Former pawnshop owner sentenced to prison for selling stolen items
Martin D. Levy, the former owner of a well-known downtown Seattle pawnshop, was sentenced today to two years in prison in connection with...
Seattle Times staff reporter
Martin D. Levy, the former owner of a well-known downtown Seattle pawnshop, was sentenced today to two years in prison in connection with a scheme to sell items stolen by drug addicts.
In a deal with prosecutors, Levy, 71, who owned Liberty Jewelry and Loan, pleaded guilty in May to four counts of trafficking in stolen property and two counts of possession of stolen property, all felonies, as well as one count of solicitation to commit second-degree theft, a misdemeanor.
Levy, of Mercer Island, had also been charged with one count of leading organized crime, punishable by up to 16 ½ years in prison. That charge was dropped as part of the plea agreement.
Levy's daughter, Leslie Calvo, and son-in-law, Richard Calvo, of Burien, have also pleaded guilty in the case and will be sentenced in the coming weeks.
Levy paid street-level thieves and drug addicts a small fee, usually 10 percent of the item's value, to steal golf clubs, cellular phones, designer clothing and art from local retail stores. He and family members then turned around and sold the items at the Pike Street pawnshop in a scheme that went on for years, according to court papers. Levy and his co-defendants also sold some items on eBay and kept others for themselves.
During a one-year period in 2004, over $110,000 in items were sold on the eBay account belonging to the pawnshop, according to court papers.
Specific stolen items purchased by Liberty included dozens of brand new Armani suits, a $4,500 crystal vase and other artworks from various Seattle glass shops and KitchenAid mixers from Bed, Bath and Beyond.
After receiving a tip, Seattle police began investigating the shop in 2004 using informants who sold stolen property to the defendants. The investigation found that the shop's employees did not document items it was receiving and selling as required by law, failed to record the names of those who sold the shop items, and specifically asked informants to steal particular items of value, according to court documents.
Many of the informants — some of whom were listed on a city roster of criminals supposedly prohibited from selling to pawn shops — reported that they continued their lifestyles of theft and drug use in part because Liberty provided a stable way to trade stolen goods for cash.

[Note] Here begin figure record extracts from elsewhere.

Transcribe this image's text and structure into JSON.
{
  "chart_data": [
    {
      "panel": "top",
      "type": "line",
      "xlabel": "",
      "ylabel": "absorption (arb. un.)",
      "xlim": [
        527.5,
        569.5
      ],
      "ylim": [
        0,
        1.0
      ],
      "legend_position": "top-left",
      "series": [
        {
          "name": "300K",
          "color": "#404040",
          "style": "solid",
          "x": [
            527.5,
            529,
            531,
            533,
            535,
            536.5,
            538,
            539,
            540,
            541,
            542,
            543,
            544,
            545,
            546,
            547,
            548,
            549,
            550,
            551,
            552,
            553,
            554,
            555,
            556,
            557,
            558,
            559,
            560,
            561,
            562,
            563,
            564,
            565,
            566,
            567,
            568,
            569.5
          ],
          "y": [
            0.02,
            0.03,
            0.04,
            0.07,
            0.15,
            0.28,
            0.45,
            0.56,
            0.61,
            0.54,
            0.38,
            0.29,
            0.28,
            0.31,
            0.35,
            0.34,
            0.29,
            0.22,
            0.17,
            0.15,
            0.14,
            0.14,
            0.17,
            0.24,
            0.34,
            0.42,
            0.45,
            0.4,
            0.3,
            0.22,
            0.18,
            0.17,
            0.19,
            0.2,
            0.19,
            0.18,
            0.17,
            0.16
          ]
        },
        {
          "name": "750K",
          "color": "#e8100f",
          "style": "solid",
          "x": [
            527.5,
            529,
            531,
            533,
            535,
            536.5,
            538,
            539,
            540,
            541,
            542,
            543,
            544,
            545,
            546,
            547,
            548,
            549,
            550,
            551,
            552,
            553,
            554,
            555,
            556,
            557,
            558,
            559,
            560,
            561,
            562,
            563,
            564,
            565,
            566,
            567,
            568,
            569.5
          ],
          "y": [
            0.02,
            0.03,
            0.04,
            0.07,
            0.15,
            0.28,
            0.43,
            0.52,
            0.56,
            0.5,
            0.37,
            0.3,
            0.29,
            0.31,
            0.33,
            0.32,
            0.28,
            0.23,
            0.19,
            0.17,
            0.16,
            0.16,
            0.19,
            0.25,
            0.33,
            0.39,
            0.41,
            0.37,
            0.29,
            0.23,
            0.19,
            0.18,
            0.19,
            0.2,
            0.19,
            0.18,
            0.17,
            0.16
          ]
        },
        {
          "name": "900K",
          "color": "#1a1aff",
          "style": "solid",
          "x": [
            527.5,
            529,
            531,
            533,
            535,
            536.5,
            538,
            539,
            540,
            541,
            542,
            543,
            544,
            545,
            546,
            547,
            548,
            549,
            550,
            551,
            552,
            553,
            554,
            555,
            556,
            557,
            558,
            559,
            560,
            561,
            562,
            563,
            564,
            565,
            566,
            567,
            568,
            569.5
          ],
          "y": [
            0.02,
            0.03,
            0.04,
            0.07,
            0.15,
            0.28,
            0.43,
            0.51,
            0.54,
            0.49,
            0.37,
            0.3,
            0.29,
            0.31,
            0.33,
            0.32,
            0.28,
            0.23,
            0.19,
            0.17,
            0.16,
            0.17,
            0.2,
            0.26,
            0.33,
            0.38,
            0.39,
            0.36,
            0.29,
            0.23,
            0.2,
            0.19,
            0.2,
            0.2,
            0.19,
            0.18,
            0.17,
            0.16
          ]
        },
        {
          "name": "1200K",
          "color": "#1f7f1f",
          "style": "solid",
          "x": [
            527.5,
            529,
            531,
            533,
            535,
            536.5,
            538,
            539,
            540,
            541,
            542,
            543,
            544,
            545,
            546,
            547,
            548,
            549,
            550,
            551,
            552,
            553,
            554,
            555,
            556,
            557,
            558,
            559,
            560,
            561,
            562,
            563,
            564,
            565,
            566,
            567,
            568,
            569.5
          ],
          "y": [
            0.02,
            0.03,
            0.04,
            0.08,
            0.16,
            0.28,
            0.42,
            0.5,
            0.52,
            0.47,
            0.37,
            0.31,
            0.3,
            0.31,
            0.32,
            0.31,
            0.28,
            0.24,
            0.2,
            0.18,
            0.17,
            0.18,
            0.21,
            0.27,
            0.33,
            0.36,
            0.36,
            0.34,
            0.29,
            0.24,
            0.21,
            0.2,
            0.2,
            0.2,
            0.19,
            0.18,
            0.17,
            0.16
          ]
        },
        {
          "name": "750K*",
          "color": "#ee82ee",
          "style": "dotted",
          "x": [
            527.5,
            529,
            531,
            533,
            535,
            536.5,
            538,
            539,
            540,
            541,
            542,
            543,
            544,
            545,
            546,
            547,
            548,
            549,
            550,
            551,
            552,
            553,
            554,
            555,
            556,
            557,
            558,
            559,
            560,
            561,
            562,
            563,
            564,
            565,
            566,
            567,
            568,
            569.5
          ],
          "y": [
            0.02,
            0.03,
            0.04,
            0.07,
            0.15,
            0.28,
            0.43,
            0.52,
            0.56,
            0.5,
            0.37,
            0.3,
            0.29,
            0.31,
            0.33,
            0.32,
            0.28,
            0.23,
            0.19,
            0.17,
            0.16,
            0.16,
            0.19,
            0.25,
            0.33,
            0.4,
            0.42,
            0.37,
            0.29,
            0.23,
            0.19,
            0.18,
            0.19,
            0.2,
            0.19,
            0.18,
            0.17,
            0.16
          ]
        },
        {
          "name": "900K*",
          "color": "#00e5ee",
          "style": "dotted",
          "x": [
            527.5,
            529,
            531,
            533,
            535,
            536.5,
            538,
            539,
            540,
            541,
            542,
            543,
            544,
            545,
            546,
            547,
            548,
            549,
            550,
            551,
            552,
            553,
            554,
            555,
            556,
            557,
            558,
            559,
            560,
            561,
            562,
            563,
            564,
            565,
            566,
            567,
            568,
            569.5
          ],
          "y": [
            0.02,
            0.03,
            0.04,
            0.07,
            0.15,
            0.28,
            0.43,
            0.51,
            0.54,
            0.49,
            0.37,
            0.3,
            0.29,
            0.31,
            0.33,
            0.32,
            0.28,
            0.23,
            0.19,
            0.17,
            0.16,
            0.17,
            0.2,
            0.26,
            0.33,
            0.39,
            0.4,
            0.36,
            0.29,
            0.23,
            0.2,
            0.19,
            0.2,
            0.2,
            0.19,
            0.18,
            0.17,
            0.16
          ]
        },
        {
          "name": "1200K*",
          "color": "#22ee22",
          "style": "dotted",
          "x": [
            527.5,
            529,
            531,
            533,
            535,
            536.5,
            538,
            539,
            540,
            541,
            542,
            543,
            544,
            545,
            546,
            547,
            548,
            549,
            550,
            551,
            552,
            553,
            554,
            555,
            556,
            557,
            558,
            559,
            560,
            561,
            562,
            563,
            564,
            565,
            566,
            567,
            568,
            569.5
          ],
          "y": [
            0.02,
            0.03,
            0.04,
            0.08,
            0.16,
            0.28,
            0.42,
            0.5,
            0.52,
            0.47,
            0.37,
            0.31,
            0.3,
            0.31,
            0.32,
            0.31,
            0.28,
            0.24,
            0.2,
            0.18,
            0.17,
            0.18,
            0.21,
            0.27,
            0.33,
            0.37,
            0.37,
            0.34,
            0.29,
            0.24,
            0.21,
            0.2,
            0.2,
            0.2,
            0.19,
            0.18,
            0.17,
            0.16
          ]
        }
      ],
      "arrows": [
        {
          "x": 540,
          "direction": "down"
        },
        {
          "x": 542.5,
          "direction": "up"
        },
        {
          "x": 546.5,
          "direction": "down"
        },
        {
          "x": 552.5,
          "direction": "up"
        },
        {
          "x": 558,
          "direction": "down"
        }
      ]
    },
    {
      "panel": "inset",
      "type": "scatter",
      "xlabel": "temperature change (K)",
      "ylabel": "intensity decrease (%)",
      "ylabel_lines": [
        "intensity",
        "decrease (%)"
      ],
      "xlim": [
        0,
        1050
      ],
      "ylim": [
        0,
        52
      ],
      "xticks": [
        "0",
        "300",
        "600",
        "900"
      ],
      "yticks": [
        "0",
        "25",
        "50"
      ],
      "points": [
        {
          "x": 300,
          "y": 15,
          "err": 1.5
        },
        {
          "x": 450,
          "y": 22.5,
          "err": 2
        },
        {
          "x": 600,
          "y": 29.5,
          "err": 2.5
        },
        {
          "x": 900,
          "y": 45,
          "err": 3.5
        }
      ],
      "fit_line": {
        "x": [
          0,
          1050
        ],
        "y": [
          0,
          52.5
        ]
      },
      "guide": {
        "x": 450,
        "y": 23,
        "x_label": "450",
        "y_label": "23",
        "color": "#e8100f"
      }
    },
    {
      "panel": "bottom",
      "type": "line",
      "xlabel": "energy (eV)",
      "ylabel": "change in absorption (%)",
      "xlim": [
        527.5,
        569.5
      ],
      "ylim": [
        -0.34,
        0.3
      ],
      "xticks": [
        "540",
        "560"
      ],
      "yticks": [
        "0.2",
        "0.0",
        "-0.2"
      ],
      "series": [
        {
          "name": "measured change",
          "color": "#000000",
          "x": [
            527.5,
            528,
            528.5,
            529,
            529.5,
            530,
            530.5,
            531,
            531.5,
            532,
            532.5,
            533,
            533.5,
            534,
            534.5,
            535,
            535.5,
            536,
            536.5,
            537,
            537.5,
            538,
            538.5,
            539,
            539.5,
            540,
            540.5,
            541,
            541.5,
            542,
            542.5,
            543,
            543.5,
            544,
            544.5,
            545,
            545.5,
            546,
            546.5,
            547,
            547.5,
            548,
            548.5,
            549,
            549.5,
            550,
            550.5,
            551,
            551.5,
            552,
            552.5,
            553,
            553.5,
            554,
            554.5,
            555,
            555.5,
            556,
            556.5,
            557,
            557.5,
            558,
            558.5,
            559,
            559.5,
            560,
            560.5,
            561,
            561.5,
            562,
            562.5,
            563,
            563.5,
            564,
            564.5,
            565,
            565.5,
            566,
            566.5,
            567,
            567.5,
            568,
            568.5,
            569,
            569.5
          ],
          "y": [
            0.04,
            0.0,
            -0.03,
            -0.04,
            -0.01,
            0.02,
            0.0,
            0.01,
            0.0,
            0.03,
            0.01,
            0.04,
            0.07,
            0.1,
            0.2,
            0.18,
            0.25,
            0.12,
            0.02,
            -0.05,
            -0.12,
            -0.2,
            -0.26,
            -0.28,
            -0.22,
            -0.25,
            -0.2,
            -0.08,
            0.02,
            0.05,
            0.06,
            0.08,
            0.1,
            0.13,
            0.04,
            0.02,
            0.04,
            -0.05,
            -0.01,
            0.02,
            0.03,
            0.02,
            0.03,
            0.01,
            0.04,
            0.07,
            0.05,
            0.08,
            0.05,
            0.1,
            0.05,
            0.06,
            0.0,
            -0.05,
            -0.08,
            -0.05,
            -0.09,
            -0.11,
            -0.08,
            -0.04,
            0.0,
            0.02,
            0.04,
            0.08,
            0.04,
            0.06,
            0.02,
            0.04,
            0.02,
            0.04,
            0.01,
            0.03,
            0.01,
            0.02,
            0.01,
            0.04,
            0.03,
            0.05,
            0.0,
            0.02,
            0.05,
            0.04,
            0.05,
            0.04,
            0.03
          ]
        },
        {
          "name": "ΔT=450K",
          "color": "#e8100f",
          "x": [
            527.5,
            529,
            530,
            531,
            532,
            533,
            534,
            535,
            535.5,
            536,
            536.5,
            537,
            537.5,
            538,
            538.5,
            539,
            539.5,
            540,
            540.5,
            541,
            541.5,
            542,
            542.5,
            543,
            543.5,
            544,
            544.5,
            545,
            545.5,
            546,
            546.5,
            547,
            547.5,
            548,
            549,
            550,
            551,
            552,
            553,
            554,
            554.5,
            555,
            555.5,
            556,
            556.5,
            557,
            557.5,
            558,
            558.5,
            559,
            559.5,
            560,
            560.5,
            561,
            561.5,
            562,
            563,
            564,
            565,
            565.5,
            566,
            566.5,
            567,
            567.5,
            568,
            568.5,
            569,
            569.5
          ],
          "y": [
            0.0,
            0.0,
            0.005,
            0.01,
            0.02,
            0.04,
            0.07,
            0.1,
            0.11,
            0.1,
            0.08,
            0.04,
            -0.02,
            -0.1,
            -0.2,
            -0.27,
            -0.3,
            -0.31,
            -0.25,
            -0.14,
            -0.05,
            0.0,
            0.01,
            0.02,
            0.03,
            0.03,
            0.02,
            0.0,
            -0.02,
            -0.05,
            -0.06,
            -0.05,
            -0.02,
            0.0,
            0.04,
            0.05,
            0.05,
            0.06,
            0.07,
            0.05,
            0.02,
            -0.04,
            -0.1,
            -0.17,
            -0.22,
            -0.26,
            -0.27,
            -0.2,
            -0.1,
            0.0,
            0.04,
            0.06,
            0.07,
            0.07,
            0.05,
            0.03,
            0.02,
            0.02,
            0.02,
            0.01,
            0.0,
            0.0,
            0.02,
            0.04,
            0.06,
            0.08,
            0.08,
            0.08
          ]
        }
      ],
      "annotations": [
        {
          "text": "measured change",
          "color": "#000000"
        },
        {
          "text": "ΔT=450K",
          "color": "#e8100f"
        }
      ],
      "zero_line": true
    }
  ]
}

Levy was not present during all transactions of stolen goods and might not have even known about all of them, though he was generally aware of the conduct, according to John Hillman, assistant attorney general for the state. The Attorney General's Office prosecuted the case.
King County Superior Court Judge Dean Lum also sentenced Levy to one year of jail suspended on the condition that Levy complies with probation requirements for two years following release from prison. Levy was also sentenced to pay about $86,000 in costs. At the defense's request, the judge allowed Levy to report to prison Monday due to health concerns.
Leslie Calvo pleaded guilty to six counts of trafficking stolen property, two counts of possession of stolen property, one count of unlawful use of proceeds of criminal profiteering and one count of solicitation to commit theft. She is scheduled to be sentenced on July 25.
Richard Calvo, who is scheduled to be sentenced Aug. 15, pleaded guilty to one count of trafficking stolen property and one count of theft.